TRACAGE NUMERIQUE

Avis du Conseil national de l'Ordre des médecins sur les enjeux du traçage numérique.
 

La question de la mise en place d'une stratégie de traçage numérique des personnes qui ont contracté le coronavirus ou qui ont été en contact avec des personnes malades dite « traçage » ne peut être qu’un élément qui s’ajoutera à un ensemble de mesures sanitaires mises en œuvre dans le cadre d’une stratégie globale de déconfinement et de lutte contre le coronavirus pour limiter les risques de cette période délicate.

L'efficacité d’une application de suivi des interactions sociales repose sur une utilisation importante au niveau populationnel, nécessitant un équipement par smartphone. L’Ordre s’interroge également sur son efficacité au regard de la fracture numérique et générationnelle. Son déploiement doit en outre être associé à une stratégie de dépistage massif.

  • Des prérequis sont indispensables pour la protection individuelle et pour la protection collective. Ils conditionnent le déconfinement. Il est de notre responsabilité de réunir les conditions qui permettent de réussir le passage de ce cap redoutable.

Tout d’abord, une disponibilité des tests validés sur des arguments biologiques rigoureux (sensibilité et qualité des anticorps recherchés en particulier) est nécessaire pour assurer le dépistage et le meilleur suivi possible des personnes contaminées. Il y a également un intérêt pour les personnes en contact avec une personne à risque de contagion d’être informées afin de permettre leur dépistage et leur isolement en cas de contamination.

Un isolement des personnes contagieuses et une prise en charge par des mesures d’accompagnement efficaces, équitables et incitatrices doivent accompagner le traçage. Il apparaît nécessaire d’assujettir les personnes contagieuses à une mesure d’isolement pendant la durée nécessaire, à leur domicile ou dans un lieu dédié pour éviter la contamination de leur entourage, cette mesure étant expressément prévue par le code de santé publique.

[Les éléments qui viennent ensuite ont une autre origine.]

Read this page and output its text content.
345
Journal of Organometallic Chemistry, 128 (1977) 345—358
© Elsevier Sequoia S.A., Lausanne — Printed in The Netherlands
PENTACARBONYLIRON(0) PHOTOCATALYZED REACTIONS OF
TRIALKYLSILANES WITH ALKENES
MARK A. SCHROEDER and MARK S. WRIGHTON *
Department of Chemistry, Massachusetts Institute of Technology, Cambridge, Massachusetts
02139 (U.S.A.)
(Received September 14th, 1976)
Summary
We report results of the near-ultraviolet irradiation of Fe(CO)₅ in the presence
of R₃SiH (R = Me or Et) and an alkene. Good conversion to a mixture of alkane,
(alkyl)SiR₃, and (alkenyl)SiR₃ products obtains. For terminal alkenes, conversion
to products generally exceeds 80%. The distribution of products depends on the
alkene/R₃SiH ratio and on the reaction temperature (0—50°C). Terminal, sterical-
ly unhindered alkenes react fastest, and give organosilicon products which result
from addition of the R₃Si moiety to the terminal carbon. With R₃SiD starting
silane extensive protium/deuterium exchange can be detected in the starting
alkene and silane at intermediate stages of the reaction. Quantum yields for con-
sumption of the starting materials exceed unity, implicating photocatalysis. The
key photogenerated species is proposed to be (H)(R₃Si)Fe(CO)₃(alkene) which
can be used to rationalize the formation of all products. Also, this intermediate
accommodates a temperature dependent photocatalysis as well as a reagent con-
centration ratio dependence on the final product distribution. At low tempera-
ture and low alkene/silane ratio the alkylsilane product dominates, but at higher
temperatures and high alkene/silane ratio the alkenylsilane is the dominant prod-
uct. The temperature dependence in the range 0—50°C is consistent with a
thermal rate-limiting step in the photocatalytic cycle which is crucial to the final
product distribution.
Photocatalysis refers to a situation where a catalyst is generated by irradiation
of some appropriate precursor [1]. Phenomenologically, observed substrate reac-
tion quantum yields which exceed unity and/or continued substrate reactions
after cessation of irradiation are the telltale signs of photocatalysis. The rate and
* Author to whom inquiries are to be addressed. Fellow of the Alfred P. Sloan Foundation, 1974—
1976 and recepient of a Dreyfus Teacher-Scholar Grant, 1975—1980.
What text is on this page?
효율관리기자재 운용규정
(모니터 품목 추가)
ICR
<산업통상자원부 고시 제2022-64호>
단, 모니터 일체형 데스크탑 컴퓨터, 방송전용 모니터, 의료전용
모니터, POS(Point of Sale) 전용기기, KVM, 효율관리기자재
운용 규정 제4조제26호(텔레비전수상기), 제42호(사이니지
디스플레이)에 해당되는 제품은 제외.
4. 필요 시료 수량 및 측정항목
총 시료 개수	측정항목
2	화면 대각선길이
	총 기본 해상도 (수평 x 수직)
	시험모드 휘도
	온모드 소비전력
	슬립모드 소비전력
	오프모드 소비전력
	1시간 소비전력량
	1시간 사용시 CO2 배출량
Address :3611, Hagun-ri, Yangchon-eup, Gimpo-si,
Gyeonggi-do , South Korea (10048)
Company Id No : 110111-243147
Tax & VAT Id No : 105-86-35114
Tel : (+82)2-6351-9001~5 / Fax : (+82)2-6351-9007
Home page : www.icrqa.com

La mise en place d’un dispositif, le plus efficace possible, de repérage de la chaîne de contamination est essentiel. Il s’agit de disposer des données exploitables pour la connaissance de la propagation de l’épidémie, de la cartographie de la présence du virus, dans un contexte d’urgence sanitaire ou encore actuellement, seuls la prévention, les mesures barrières et le dépistage, s’avèrent être des armes décisives pour permettre de rompre la chaine de transmission virale. A ce stade la mobilisation précoce des professionnels de santé ambulatoires est déterminante.

  • Le traçage

Le traçage, au moyen du smartphone, permet l’information des personnes en contact avec un patient qui s’est déclaré contaminé. Il doit reposer sur le volontariat et l’anonymat. Il est destiné à accompagner la mise en isolement pendant la durée nécessaire pour éviter le rebond de l’épidémie après la fin du confinement.

Les personnes contaminées ne doivent pas pouvoir être localisées dans leurs déplacements. Cela suppose qu’il n’y ait pas d’alerte immédiate au moment du contact avec une autre personne. L’enregistrement des données médicales ne doit pas être alimenté par le médecin et il ne doit pas y avoir de croisement possible des données avec un fichier de santé. L’anonymat doit être garanti pour l’enregistrement des données et la conservation de celles-ci doit être limitée dans le temps sans interconnexion de fichiers.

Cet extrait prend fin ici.